A Escola de Chicago sempre defendeu, e ainda defende, a teoria da captura regulatória.  De acordo com essa teoria, um setor sob estrita regulamentação governamental (por exemplo, o setor de telefonia, o setor elétrico, o setor aéreo e o setor de água tratada e saneamento básico) acabará capturando o governo, conseguindo fazer com que ele, o governo, aprove leis e novas regras regulatórias que favoreçam justamente esse setor que está sendo regulado.

Ao agir assim, o governo estará — sempre de acordo com Chicago — apenas fazendo uma troca de favores.  Em troca dessa concessão de benefícios à empresa regulada, os políticos irão ganhar contribuições, financiamentos de campanha e, principalmente, votos.  Mais ainda: ganharão inclusive os votos daqueles eleitores inocentes, que acham que esses políticos estão realmente empenhados em controlar determinado setor.

Sendo assim, a indústria capturou seus reguladores.  Fim de papo.

Já a Escola Austríaca vai mais adiante.  Ela concorda com essa teoria delineada por Chicago, mas reconhece que as coisas não param por aí; esses acontecimentos, aliás, seriam apenas o primeiro passo de uma armadilha criada pelo governo.  Essa armadilha é montada quando o setor regulado começa a se sentir confortável com seus subsídios, com suas isenções tributárias, com as eventuais tarifas protecionistas, com as licenças exclusivas, enfim, com o que quer que o governo lhe esteja concedendo.  Consequentemente, o setor em questão começará a agir como um genuíno monopolista e diminuir a qualidade do serviço oferecido.

Entretanto, tal comportamento gerará um enorme apelo público para que o governo intensifique ainda mais as regulamentações.  Ato contínuo, o setor passará por dificuldades, o que por sua vez gerará uma maior intervenção regulatória, o que por fim levará a um total controle governamental sobre todo o setor, por meio de um arsenal de leis e controle de preços.  É nesse ponto que a armadilha finalmente é ativada.  O mercado é substituído por burocratas e pelo poder estatal.  O governo, cujo objetivo sempre foi o controle total, capturou e aprisionou o setor — sem que tenha havido, em teoria, qualquer estatização.

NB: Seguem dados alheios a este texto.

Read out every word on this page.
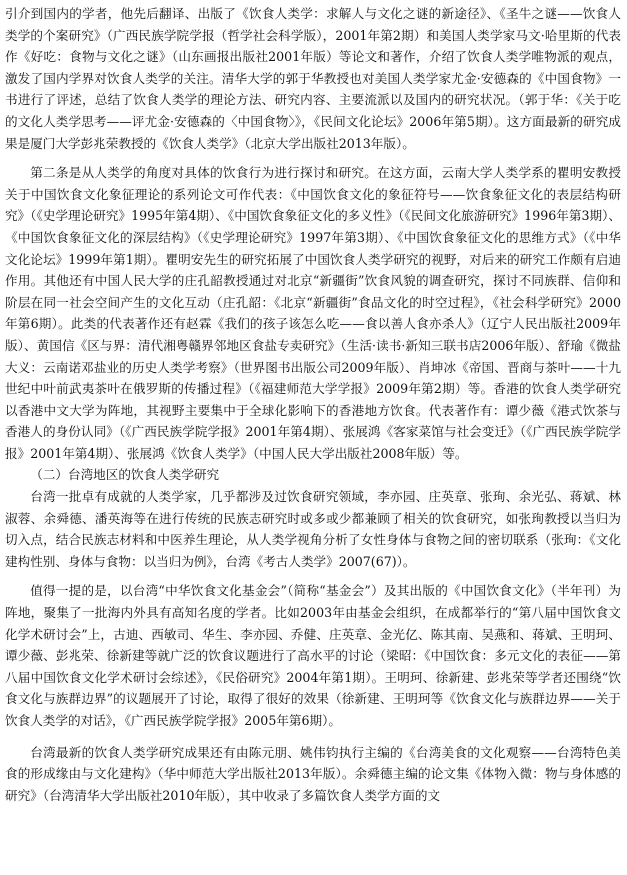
引介到国内的学者，他先后翻译、出版了《饮食人类学：求解人与文化之谜的新途径》、《圣牛之谜——饮食人类学的个案研究》（广西民族学院学报（哲学社会科学版），2001年第2期）和美国人类学家马文·哈里斯的代表作《好吃：食物与文化之谜》（山东画报出版社2001年版）等论文和著作，介绍了饮食人类学唯物派的观点，激发了国内学界对饮食人类学的关注。清华大学的郭于华教授也对美国人类学家尤金·安德森的《中国食物》一书进行了评述，总结了饮食人类学的理论方法、研究内容、主要流派以及国内的研究状况。（郭于华：《关于吃的文化人类学思考——评尤金·安德森的〈中国食物〉》，《民间文化论坛》2006年第5期）。这方面最新的研究成果是厦门大学彭兆荣教授的《饮食人类学》（北京大学出版社2013年版）。

第二条是从人类学的角度对具体的饮食行为进行探讨和研究。在这方面，云南大学人类学系的瞿明安教授关于中国饮食文化象征理论的系列论文可作代表：《中国饮食文化的象征符号——饮食象征文化的表层结构研究》（《史学理论研究》1995年第4期）、《中国饮食象征文化的多义性》（《民间文化旅游研究》1996年第3期）、《中国饮食象征文化的深层结构》（《史学理论研究》1997年第3期）、《中国饮食象征文化的思维方式》（《中华文化论坛》1999年第1期）。瞿明安先生的研究拓展了中国饮食人类学研究的视野，对后来的研究工作颇有启迪作用。其他还有中国人民大学的庄孔韶教授通过对北京“新疆街”饮食风貌的调查研究，探讨不同族群、信仰和阶层在同一社会空间产生的文化互动（庄孔韶：《北京“新疆街”食品文化的时空过程》，《社会科学研究》2000年第6期）。此类的代表著作还有赵霖《我们的孩子该怎么吃——食以善人食亦杀人》（辽宁人民出版社2009年版）、黄国信《区与界：清代湘粤赣界邻地区食盐专卖研究》（生活·读书·新知三联书店2006年版）、舒瑜《微盐大义：云南诺邓盐业的历史人类学考察》（世界图书出版公司2009年版）、肖坤冰《帝国、晋商与茶叶——十九世纪中叶前武夷茶叶在俄罗斯的传播过程》（《福建师范大学学报》2009年第2期）等。香港的饮食人类学研究以香港中文大学为阵地，其视野主要集中于全球化影响下的香港地方饮食。代表著作有：谭少薇《港式饮茶与香港人的身份认同》（《广西民族学院学报》2001年第4期）、张展鸿《客家菜馆与社会变迁》（《广西民族学院学报》2001年第4期）、张展鸿《饮食人类学》（中国人民大学出版社2008年版）等。

（二）台湾地区的饮食人类学研究

台湾一批卓有成就的人类学家，几乎都涉及过饮食研究领域，李亦园、庄英章、张珣、余光弘、蒋斌、林淑蓉、余舜德、潘英海等在进行传统的民族志研究时或多或少都兼顾了相关的饮食研究，如张珣教授以当归为切入点，结合民族志材料和中医养生理论，从人类学视角分析了女性身体与食物之间的密切联系（张珣：《文化建构性别、身体与食物：以当归为例》，台湾《考古人类学》2007(67)）。

值得一提的是，以台湾“中华饮食文化基金会”（简称“基金会”）及其出版的《中国饮食文化》（半年刊）为阵地，聚集了一批海内外具有高知名度的学者。比如2003年由基金会组织，在成都举行的“第八届中国饮食文化学术研讨会”上，古迪、西敏司、华生、李亦园、乔健、庄英章、金光亿、陈其南、吴燕和、蒋斌、王明珂、谭少薇、彭兆荣、徐新建等就广泛的饮食议题进行了高水平的讨论（梁昭：《中国饮食：多元文化的表征——第八届中国饮食文化学术研讨会综述》，《民俗研究》2004年第1期）。王明珂、徐新建、彭兆荣等学者还围绕“饮食文化与族群边界”的议题展开了讨论，取得了很好的效果（徐新建、王明珂等《饮食文化与族群边界——关于饮食人类学的对话》，《广西民族学院学报》2005年第6期）。

台湾最新的饮食人类学研究成果还有由陈元朋、姚伟钧执行主编的《台湾美食的文化观察——台湾特色美食的形成缘由与文化建构》（华中师范大学出版社2013年版）。余舜德主编的论文集《体物入微：物与身体感的研究》（台湾清华大学出版社2010年版），其中收录了多篇饮食人类学方面的文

Ou seja: no curto prazo, os grupos de interesse que agem em nome de um determinado setor utilizam o estado contra o público.  Porém, no longo prazo, é o estado e seus burocratas que passa a comandar o show.  No final, a burocracia estatal se expandiu.  A papelada e o emprego fácil e rendoso tornam-se regra no setor, a inovação e a concorrência ficam ofuscadas e o público passa a sofrer com produtos e serviços de pior qualidade e com preços mais altos.

No Brasil

Pense em qualquer setor (não estatal) fortemente regulamentado da economia brasileira e perceberá que é isso o que ocorre, principalmente no setor aéreo e no setor de telefonia (fixa e móvel).  O setor aéreo já esteve perto da insolvência inúmeras vezes, até chegar ao seu atual formato de duopólio, no qual o estado — por meio de agências reguladoras, como a ANAC — impede o surgimento de todo o tipo de concorrência.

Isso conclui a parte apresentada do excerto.